2023 film by Jeffrey Walker

The Portable Door is a 2023 Australian fantasy adventure comedy film directed by Jeffrey Walker and starring Patrick Gibson, Sophie Wilde, Sam Neill, and Christoph Waltz. The screenplay by Leon Ford is based on the 2003 novel of the same name, the first in Tom Holt's J. W. Wells & Co. series about the firm of "family sorcerers" introduced in Gilbert and Sullivan's The Sorcerer. A co-production between The Jim Henson Company and Story Bridge Films, the film was released theatrically in Australia on 23 March 2023 by Madman Entertainment, before streaming on Stan from 7 April 2023.

==Plot==

Paul Carpenter and Sophie Pettingel are lowly, put-upon interns who begin working at the mysterious London firm J. W. Wells & Co., and become increasingly aware that their employers are anything but conventional. Charismatic villains Humphrey Wells, the CEO of the company, and middle manager Dennis Tanner are disrupting the world of magic by bringing modern corporate strategy to ancient magical practices, and Paul and Sophie discover the vast corporation's true agenda.

==Cast==
- Patrick Gibson as Paul Carpenter
- Sophie Wilde as Sophie Pettingel
- Christoph Waltz as Humphrey Wells/John Wells Sr.
- Sam Neill as Dennis Tanner
- Miranda Otto as Countess Judy
- Rachel House as Nienke Van Spee
- Jessica De Gouw as Rosie Tanner
  - Tori Webb as Rosie Tanner in goblin form
- Chris Pang as Casimir
- Damon Herriman as Monty Smith-Gregg
- Christopher Sommers as Arthur Tanner
- Arka Das as Neville

==Production==
In 2013, The Jim Henson Company and Story Bridge Films began developing the project.

In February 2020, Jeffrey Walker was announced to be directing the adaptation of the first book in Tom Holt's seven-part fantasy book series from a script written by Leon Ford with Christoph Waltz and Guy Pearce starring.

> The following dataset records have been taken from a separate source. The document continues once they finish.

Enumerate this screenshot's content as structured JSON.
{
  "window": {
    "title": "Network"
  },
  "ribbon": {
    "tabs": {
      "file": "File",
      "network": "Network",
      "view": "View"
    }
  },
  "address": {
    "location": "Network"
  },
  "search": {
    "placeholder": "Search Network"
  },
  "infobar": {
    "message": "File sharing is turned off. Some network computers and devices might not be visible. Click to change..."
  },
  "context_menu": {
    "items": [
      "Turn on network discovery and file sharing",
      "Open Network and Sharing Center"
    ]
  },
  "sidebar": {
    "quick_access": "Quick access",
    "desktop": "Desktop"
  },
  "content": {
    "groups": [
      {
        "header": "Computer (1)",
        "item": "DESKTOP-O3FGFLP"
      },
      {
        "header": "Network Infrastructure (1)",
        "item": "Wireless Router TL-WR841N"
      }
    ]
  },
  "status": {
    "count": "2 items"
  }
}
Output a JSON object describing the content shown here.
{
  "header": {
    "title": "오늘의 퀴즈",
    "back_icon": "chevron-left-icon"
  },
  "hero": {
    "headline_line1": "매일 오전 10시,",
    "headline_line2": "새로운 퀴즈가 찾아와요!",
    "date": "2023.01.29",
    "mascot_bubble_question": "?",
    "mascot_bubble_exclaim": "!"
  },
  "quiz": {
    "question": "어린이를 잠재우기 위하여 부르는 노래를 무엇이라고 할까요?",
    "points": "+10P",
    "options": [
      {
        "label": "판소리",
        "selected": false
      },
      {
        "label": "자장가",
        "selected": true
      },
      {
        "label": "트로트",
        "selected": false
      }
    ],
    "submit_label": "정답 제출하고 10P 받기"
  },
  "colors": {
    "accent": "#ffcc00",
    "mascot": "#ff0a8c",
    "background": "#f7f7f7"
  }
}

In May 2021, the cast was announced, including Waltz, Sam Neill (replacing Pearce), Patrick Gibson, Sophie Wilde, and Miranda Otto, with production scheduled to begin at Pinnacle Studios on the Gold Coast, Queensland.

The film was produced by Blanca Lista for The Jim Henson Company, and by Todd Fellman for Story Bridge Films.

==Release==
The Portable Door was released theatrically in Australia on 23 March 2023 by Madman Entertainment. The film began streaming on 7 April 2023 in Australia on Stan and in the United Kingdom on Sky Cinema and Now, and the following day in the United States on MGM+.

==Reception==
On the review aggregator website Rotten Tomatoes, the film holds an approval rating of 80% from critics based on 15 reviews.

==Accolades==

Benjamin Speed's score won Feature Film Score of the Year at the 2023 Screen Music Awards in Australia.